By: Kebba Ansu Manneh
Dankunku villagers of the Central River Region have impounded a truck reportedly loaded with logs of Mahogany.
TAT was informed that the vehicle was impounded around 12:30 a.m. on Friday when villagers barricaded the main highway to prevent it from leaving Dankunku.
Nuha Saidykhan, an eyewitness, said they heard the sound of a vehicle on the outskirts of the village at night and that he went to see what was happening.
When he arrived, he found people loading a truck. “I asked who gave them the Mahogany and whether they had documents from Forestry. They didn’t give any genuine response. This made me suspicious and led me to inform some youths and the Jareng Police,” Saidykhan told TAT.

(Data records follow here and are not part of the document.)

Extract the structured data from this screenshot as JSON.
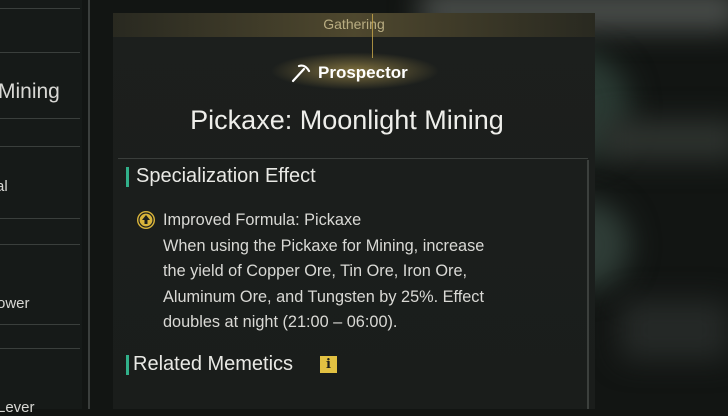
{
  "sidebar": {
    "items": [
      {
        "label": "Mining",
        "partial": true
      },
      {
        "label": "al",
        "partial": true
      },
      {
        "label": "ower",
        "partial": true
      },
      {
        "label": "Lever",
        "partial": true
      }
    ]
  },
  "detail": {
    "category": "Gathering",
    "profession": "Prospector",
    "profession_icon": "pickaxe-icon",
    "title": "Pickaxe: Moonlight Mining",
    "specialization": {
      "heading": "Specialization Effect",
      "icon": "upgrade-arrow-icon",
      "effect_name": "Improved Formula: Pickaxe",
      "description_lines": [
        "When using the Pickaxe for Mining, increase",
        "the yield of Copper Ore, Tin Ore, Iron Ore,",
        "Aluminum Ore, and Tungsten by 25%. Effect",
        "doubles at night (21:00 – 06:00)."
      ]
    },
    "related": {
      "heading": "Related Memetics",
      "icon": "info-icon",
      "icon_glyph": "i"
    }
  },
  "colors": {
    "accent_green": "#31b08a",
    "gold": "#d9b43a",
    "panel": "#1c1f1d"
  }
}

One Omar Kanyi was the alleged owner of the logs found being loaded onto the truck.
He reportedly agreed with the VDC to pay D35,000 and to give D3000 to D5000 to the boys blocking the road. However, “some villagers objected and insisted that the vehicle will not leave Dankunku because the logs were cut from our community forest.”
TAT interviewed Omar Kanyi. He said he was hunting in the bushes in Dankunku when he came across a felled Mahogany tree. He said he got it cut into logs to transport them for sale. He said he was loading the logs when Nuha Saidykhan confronted him in the forest.
Kanyi also confirmed that he agreed to pay the VDC D35,000 once the logs were sold. However, some villagers interfered and rejected the amount. He also attempted to bribe the youths who barricaded the highway, but he failed.
One Baboucarr Camara also spoke to TAT. Camara claimed that Dankunku’s VDC rejected Kanyi’s D35,000 offer after some villagers objected and said the VDC would gain more money by selling the Mahogany.
He said the matter is now with the Forestry Department, which has started court action. The Niamina Dankunku District Tribunal is expected to hear the case on Tuesday.
According to Saidykhan, the Mahogany was sourced from Ngunuma Sutu and Mam Biram Janneh Sutu, the community forest parks managed by the community. They were “very thick forest parks that have now been emptied by smugglers and lumber jackers to the detriment of the community of Dankunku village.”
Another person who prefers anonymity said what remains of the community forest must be protected. He added that more than five mahogany trees were recently felled at the community’s forest parks without any trace of the culprits.
Before we went to press, efforts to get the Regional Forestry Officer in Central River Region South to shed light on this development in his area were unsuccessful.